O PSDB entrou com uma ação no Supremo Tribunal Federal (STF) contra a Lei de Segurança Nacional (LSN). Os tucanos afirmam que a legislação descumpre preceitos fundamentais da Constituição Federal, em especial, o direito à liberdade de expressão. A LSN é de 1983, quando o país ainda vivia sob o regime militar. “O Brasil jamais poderá se dizer genuinamente democrático enquanto continuar a perpetuar legislação cuja essência é restringir direitos constitucionais pétreos”, diz um trecho da ação. “A Constituição de 1988 foi não uma etapa de ‘progresso’ em relação ao regime anterior, denotando um senso de continuidade, mas um momento histórico de efetivo rompimento com aquilo que vigorava anteriormente”, prossegue o partido.
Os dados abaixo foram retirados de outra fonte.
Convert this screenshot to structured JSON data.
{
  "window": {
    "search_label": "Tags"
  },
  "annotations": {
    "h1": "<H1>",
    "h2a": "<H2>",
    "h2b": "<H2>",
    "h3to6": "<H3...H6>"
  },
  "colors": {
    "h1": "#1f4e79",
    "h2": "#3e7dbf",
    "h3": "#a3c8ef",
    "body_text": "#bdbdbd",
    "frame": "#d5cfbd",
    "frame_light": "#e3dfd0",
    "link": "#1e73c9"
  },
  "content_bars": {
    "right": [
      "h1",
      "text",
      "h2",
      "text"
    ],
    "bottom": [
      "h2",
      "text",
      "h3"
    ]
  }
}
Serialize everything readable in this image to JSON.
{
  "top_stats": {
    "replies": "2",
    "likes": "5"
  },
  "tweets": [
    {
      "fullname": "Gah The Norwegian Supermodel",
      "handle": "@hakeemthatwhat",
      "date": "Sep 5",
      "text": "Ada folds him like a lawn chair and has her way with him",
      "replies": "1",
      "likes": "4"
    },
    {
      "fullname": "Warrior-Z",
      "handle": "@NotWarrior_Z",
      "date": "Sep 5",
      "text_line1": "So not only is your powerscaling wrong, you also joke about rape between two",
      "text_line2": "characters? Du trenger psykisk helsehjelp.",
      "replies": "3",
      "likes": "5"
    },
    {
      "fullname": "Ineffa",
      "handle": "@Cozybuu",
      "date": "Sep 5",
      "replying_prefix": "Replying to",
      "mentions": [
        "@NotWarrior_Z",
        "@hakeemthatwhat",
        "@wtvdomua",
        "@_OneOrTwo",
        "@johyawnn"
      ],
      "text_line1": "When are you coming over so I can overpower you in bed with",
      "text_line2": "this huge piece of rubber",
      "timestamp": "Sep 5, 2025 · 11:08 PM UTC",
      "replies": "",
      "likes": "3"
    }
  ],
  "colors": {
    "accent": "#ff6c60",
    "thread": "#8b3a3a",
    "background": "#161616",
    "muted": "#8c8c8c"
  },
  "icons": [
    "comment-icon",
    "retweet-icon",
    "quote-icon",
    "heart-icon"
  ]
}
Na Arguição de Descumprimento de Preceito Fundamental (ADPF), o PSDB também questiona “os casos recentíssimos de pessoas públicas
que, ao utilizarem as redes sociais para emitir posicionamento político e realizar críticas foram acusadas de violações à Lei de Segurança Nacional” e afirma que “não se pode permitir que sejam instaurados inquéritos com base na Lei de Segurança Nacional com a frequência que têm sido utilizados como forma de contenção de críticas”.

Na segunda-feira, 15, o youtuber Felipe Neto foi intimado pela Polícia Civil do Rio de Janeiro a depor por suposto crime previsto na Lei de Segurança Nacional por ter chamado o presidente Jair Bolsonaro de “genocida” em uma rede social. Na quinta-feira, 18, porém, a juíza Gisele Guida de Faria, da 38ª Vara Criminal do Rio de Janeiro, decidiu pela suspensão da investigação. Em sua decisão, a magistrada apontou “flagrante ilegalidade” na investigação já que a Polícia Civil sequer tem competência para apurar a denúncia. “Além do fato de a autoridade impetrada não possuir atribuição para a investigação, que é, repita-se, da Polícia Federal, cuidando-se em tese, de crime praticado contra a honra do Presidente da República e previsto na Lei de Segurança Nacional, sua apuração somente poderia ter sido iniciada por requisição do Ministério Público, de autoridade militar responsável pela segurança interna ou do Ministério da Justiça”, escreveu.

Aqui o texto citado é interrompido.